We prove this result by framing our toy model as a compressed sensing algorithm. The primary barrier to doing so is that our optimization only searches for vectors that are close in \ell_2 distance to the original vector and may not itself be exactly k-sparse. The following lemma resolves this concern through a denoising step:

Lemma 1. Suppose that we have a toy model T(x) with the properties in Theorem 1. Then there exists a compressed sensing algorithm f(y) : \mathbb{R}^m \to \mathbb{R}^n for the measurement matrix W_1.

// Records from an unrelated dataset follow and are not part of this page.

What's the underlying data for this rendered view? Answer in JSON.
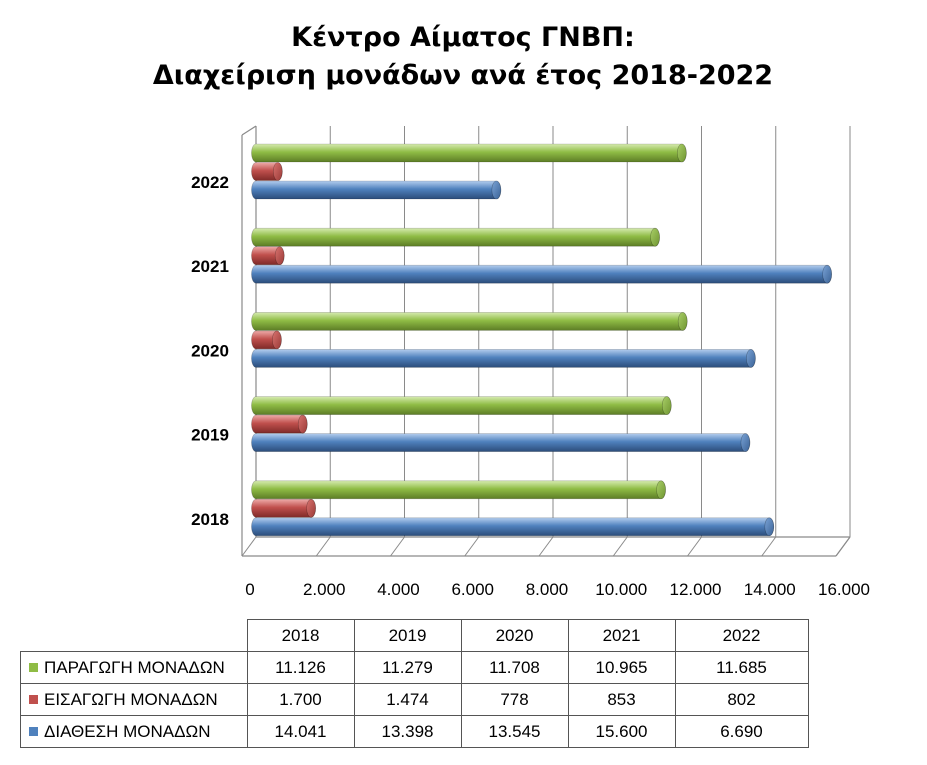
{
  "chart_data": {
    "type": "bar",
    "orientation": "horizontal",
    "title": [
      "Κέντρο Αίματος ΓΝΒΠ:",
      "Διαχείριση μονάδων ανά έτος 2018-2022"
    ],
    "categories": [
      "2018",
      "2019",
      "2020",
      "2021",
      "2022"
    ],
    "series": [
      {
        "name": "ΠΑΡΑΓΩΓΗ ΜΟΝΑΔΩΝ",
        "color": "#8fbc45",
        "values": [
          11126,
          11279,
          11708,
          10965,
          11685
        ],
        "labels": [
          "11.126",
          "11.279",
          "11.708",
          "10.965",
          "11.685"
        ]
      },
      {
        "name": "ΕΙΣΑΓΩΓΗ ΜΟΝΑΔΩΝ",
        "color": "#c0504d",
        "values": [
          1700,
          1474,
          778,
          853,
          802
        ],
        "labels": [
          "1.700",
          "1.474",
          "778",
          "853",
          "802"
        ]
      },
      {
        "name": "ΔΙΑΘΕΣΗ ΜΟΝΑΔΩΝ",
        "color": "#4f81bd",
        "values": [
          14041,
          13398,
          13545,
          15600,
          6690
        ],
        "labels": [
          "14.041",
          "13.398",
          "13.545",
          "15.600",
          "6.690"
        ]
      }
    ],
    "x_ticks": [
      0,
      2000,
      4000,
      6000,
      8000,
      10000,
      12000,
      14000,
      16000
    ],
    "x_tick_labels": [
      "0",
      "2.000",
      "4.000",
      "6.000",
      "8.000",
      "10.000",
      "12.000",
      "14.000",
      "16.000"
    ],
    "xlim": [
      0,
      16000
    ],
    "grid": true,
    "legend": "data-table-below",
    "style": "3d-cylinder"
  }
}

Proof. We construct f(y) as follows. First, compute \tilde{x} = \mathrm{ReLU}(W_2 y - b), as in T(x). This produces the vector \tilde{x} = T(x) and so by supposition \|T(x) - x\|_2 \leq \varepsilon. Next, we threshold \tilde{x} to obtain \tilde{x}' by dropping all but its k largest entries. Lastly, we solve the optimization problem: \min_{x'} \|x' - \tilde{x}'\| subject to W_1 x' = y, which is convex because x' and \tilde{x}' have the same support. For sufficiently small \varepsilon (specifically, \varepsilon smaller than the (k + 1)th largest entry in x), both \tilde{x} and the nearest k-sparse vector to x have the same support, and so the the convex optimization problem has a unique solution: the nearest k sparse vector to x. Therefore, f is a compressed sensing algorithm for W_1 with approximation factor 1. \qed.

Lastly, we use the deterministic compressed sensing lower bound of Do Ba, Indyk, Price, and Woodruff :

Theorem 2 (Corollary 3.1 in ). Given a k \times n matrix A with the restricted isometry property, a sparse recovery algorithm find a k-sparse approximation \hat{x} of x \in \mathbb{R}^n from Ax such that

\|x - \hat{x}\|_1 \leq C(k) \min_{x', \|x'\|_0 \leq k} \|x - x'\|_1

for an approximation factor C(k). If C(k) = O(1), then a sparse recovery algorithm exists only if m = \Omega(k \log (n/k)).

Theorem 1 follows directly from Lemma 1 and Theorem 2.